Thirdly, note an action in the present tense in Koine Greek can be in:


         a continuous sense. This means the action is ongoing and has no time gaps between its beginning and ending (assuming it has an ending). An example of this is found in Matthew 25:8. In Greek, the action “are going out” is in the present tense. The words “are going out” refer to the continuous action of the flames flickering smaller and smaller. There are no time gaps within the occurrence of this action. Other present tense actions which must be taken in a continuous sense are some of those which are combined with the word “always”. Examples of these are “you have” in Matthew 26:11 and Mark 14:7, “do” in John 8:29, “hear” in John 11:42, “carrying” in 2 Corinthians 4:10 and “having” in 2 Corinthians 9:8.

         a repeated sense. This means the action reoccurs, but has some time gaps between its reoccurrences. Note how frequently the action is repeated will only be able to be determined from the surrounding context of words and sentences in which the action is located and from the exact nature of the action itself.

An action can be constantly repeated with a few small time gaps in between. For example, a receptionist of a large company can answer the telephone in a constantly repeated sense. The person does this by answering hundreds of individual calls a day with a short break for lunch and rests in between each call.

Or someone can repeat an action infrequently. For example, at home, I may answer the phone twice a day on average. Luke 18:12 contains an action word in the repeated sense: “I fast twice a week; I give tithes of all I possess.” In Greek, the expression “I fast” is in the present tense. In the context, the Pharisee says he fasts twice a week. So this obviously is a repeated action. It is not a continuous action because it has time gaps between its repeated occurrences. In Luke 17:4, the action word “saying” is in the present tense. In context, the saying is done seven times on the one day, so it is a repeated action with time gaps in between. Matthew 4:17 states: “From that time Jesus began to preach and to say, ‘Repent, for the kingdom of heaven is at hand’.” In Greek, the action words “to preach” and “to say” in the above verse are in the present tense. In the context, these two action words seem to suit a repeated sense.

         a durative sense. This means the action begins in the past and is either continuous or repeated in the present time. An example of this occurs in 1 John 3:8 when it says: “for the devil has sinned since the beginning”. Satan began to sin a long time ago and has continuously or repeatedly sinned since then. In English, I have here described Satan’s action of sinning continuously or repeatedly from the beginning as past tense. But in Koine Greek in 1 John 3:8, John uses a present tense to describe the same thing. In English, it does not make sense to use a present tense to describe such an action. But in Greek, the present tense is suitable because it describes the nature of the action – one in progress – and only secondarily, if at all, the time of the action.

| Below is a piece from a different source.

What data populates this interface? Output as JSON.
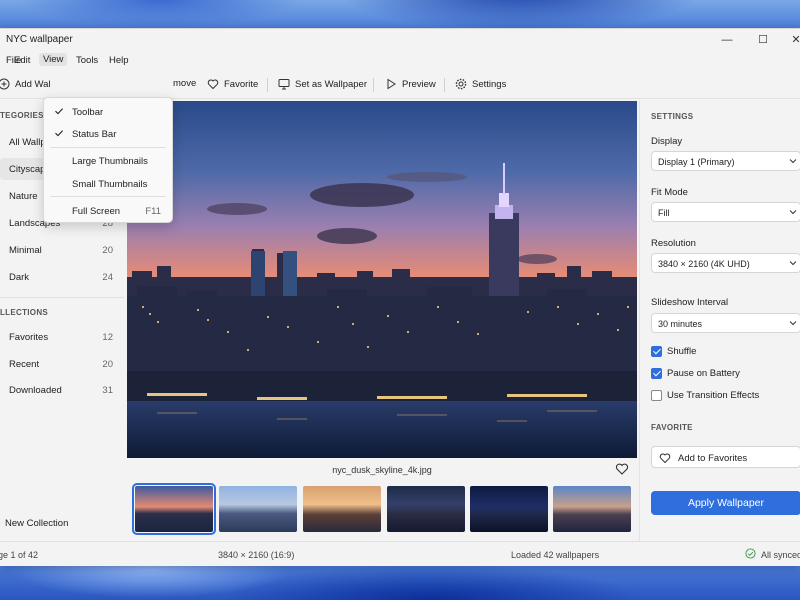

The action “is preached” (N.A.S.B.) or “has been preached” (N.K.J.V.) in Luke 16:16 is in the present tense in Greek. But in context, it refers to an action which began in the past and was continuing to occur in the then-present.

         a single action sense. This means the action only occurs once in the specific context. There is debate among experts in New Testament Greek about whether the present tense can ever refer to single actions. But the New Testament does seem to contain some instances of present tense singular actions. An example of this is the expression “I thank” in John 11:41. Also note we only die once as a single action. The Greek words “let him be put to death” in Matthew 15:4 and “to die” in Luke 7:2 are both in the present tense. Also the eight usages of the word “says” in John 21:15-17 are in the present tense even though they each refer to single actions. Many other usages of the word “says” in the original Greek New Testament are in the present tense.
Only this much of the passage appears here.